Critique : Classe moyenne, le film qui rit de nos préjugés de classe

Classe moyenne, la comédie satirique d’Antony Cordier, a pris l’affiche au Québec ce vendredi 14 août. Présenté en première mondiale à la Quinzaine des Cinéastes du Festival de Cannes, ce long-métrage signé par le réalisateur de Douches froides s’attaque à la lutte des classes avec un humour aussi grinçant que jubilatoire.

Mehdi (Sami Outalbali), jeune homme issu d’un milieu modeste, s’apprête à passer l’été dans la villa provençale de la famille de sa fiancée Garance. Mais l’harmonie de façade s’effondre rapidement lorsqu’un conflit éclate entre les riches propriétaires et le couple chargé de l’entretien de la propriété. Persuadé que ses origines lui permettent de comprendre les deux camps, Mehdi s’improvise médiateur, avec les conséquences qu’on imagine.

Alors, est-ce que Classe moyenne fait rire ? Oui, mais pas d’un rire tout confortable.

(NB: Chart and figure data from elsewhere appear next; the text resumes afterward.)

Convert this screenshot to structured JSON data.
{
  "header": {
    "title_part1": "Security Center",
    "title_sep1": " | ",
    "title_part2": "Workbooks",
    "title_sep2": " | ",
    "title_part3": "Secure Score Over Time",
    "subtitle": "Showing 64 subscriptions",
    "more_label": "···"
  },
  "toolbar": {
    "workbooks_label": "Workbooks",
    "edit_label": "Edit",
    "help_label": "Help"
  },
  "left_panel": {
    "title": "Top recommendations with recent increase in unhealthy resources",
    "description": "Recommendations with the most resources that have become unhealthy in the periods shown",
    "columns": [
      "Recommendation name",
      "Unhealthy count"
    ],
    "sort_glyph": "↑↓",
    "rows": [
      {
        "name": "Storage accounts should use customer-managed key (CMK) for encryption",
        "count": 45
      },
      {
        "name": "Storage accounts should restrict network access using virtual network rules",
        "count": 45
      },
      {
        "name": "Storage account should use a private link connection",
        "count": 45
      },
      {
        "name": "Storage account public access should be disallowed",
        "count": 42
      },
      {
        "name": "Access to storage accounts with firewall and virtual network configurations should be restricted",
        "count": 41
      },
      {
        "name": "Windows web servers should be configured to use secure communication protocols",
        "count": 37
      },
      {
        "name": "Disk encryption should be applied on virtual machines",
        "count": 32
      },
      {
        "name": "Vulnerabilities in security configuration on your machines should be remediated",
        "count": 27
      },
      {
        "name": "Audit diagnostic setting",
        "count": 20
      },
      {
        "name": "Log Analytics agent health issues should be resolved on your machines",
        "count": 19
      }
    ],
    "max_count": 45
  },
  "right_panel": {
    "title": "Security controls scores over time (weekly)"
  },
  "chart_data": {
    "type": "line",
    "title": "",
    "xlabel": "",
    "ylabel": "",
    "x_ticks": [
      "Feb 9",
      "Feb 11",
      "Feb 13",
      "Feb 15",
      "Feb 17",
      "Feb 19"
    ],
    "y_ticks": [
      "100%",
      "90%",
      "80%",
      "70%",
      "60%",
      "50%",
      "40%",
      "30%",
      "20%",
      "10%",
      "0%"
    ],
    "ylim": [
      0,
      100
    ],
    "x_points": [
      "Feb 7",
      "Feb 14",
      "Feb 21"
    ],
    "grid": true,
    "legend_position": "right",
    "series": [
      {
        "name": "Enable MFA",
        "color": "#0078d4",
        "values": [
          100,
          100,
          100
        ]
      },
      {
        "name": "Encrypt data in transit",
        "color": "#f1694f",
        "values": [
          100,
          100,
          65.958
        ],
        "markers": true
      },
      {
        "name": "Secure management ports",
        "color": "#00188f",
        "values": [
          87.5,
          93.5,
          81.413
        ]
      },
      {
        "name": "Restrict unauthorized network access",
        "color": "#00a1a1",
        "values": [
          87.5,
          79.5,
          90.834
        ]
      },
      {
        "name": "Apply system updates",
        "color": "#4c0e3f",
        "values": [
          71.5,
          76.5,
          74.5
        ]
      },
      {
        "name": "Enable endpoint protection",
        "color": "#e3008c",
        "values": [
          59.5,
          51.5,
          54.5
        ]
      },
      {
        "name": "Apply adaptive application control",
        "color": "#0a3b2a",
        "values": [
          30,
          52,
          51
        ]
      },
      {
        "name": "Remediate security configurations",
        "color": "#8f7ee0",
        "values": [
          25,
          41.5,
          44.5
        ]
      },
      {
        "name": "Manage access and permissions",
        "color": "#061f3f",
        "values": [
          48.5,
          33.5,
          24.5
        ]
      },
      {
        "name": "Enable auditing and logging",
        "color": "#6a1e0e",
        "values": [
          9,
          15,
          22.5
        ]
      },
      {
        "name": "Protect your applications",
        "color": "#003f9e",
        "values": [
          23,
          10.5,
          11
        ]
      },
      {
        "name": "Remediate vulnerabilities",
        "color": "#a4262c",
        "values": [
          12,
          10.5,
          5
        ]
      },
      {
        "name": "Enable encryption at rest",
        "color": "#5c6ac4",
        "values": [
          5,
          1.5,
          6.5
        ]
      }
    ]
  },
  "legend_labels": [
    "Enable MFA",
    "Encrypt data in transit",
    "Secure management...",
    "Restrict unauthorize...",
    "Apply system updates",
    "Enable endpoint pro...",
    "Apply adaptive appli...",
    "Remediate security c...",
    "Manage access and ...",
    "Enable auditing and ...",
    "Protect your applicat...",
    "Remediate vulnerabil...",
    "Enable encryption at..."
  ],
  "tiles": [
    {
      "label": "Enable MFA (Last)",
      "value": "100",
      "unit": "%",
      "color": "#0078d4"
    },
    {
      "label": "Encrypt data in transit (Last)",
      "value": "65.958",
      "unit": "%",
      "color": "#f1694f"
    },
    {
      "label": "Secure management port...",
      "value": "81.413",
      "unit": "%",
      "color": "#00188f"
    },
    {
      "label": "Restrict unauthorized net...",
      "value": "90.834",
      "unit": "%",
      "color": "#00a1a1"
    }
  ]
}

Est-ce que c’est hilarant du début à la fin ? Pas vraiment, et c’est tant mieux. Le vrai coup de force d’Antony Cordier, c’est d’avoir transformé ce huis clos (ou presque) en un thriller social hyper efficace, où la lutte des classes se joue sur un ton ironique, cruel et franchement jubilatoire. On sort de la salle avec un sourire un peu coupable, complètement happé par ce jeu de pouvoir qui n’arrête pas de basculer.

Difficile de ne pas penser à Parasite en le regardant, mais là où le film coréen plaçait la classe pauvre presque au rang d’insectes qui rampent pour survivre, Cordier choisit plutôt un vrai face-à-face entre deux clans (parfois trois) d’une intensité folle. Deux mondes qui s’observent, se séduisent et se manipulent, sans qu’on sache jamais qui va gagner.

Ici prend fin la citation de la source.